Giovani de Paula Bandeira, 13 anos, que trabalha para Elto Dal Ponte, disse que ganhava R$ 50,00 a cada duas semanas. Ele cuida da porteira da chácara e tinha a responsabilidade de levar cavalos e burros até os locais de corte das árvores nativas. O menino relatou que caminhava cerca de quatro quilômetros para conduzir os animais. Ele revelou ainda que dois dos quatro homens que fugiram da polícia eram seus irmãos. Justificou sua presença na área alegando ajudar a família que mora em Campina Grande do Sul.

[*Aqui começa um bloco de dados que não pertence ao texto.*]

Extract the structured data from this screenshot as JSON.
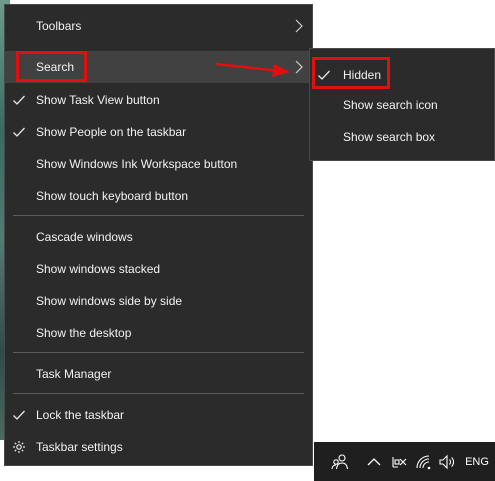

Vou voltar a estudar de novo que eu ganho mais. Vou ter que pegar um serviço mais leve, reclamava o menino. O mesmo sentimento era o de Miguel Alves Ferreira. Junto com o filho Sebastião Franco, 38 anos, que tem problemas mentais, Ferreira residia num pequeno barraco de madeira com chão batido e coberto de palha. Só trabalho por comida. O Joeni não me dá dinheiro, assinalou. O roçador disse que trabalhava na área há quatro meses.
Ferreira vive em condições subumanas. Ele dorme num forro improvisado do barraco. Uma mesa, que virou cama, é usado pelo filho Sebastião para descansar. O único meio de combater o frio que faz na reserva é um rudimentar fogão à lenha. A água consumida vem da terra e as necessidades fisiológicas de pai e filho são feitas no próprio matagal. Revoltado com a situação, ele torcia para que o patrão fosse punido. Quem sabe agora ele aprende. Sempre fui feito de bobo, disse. (D.V.)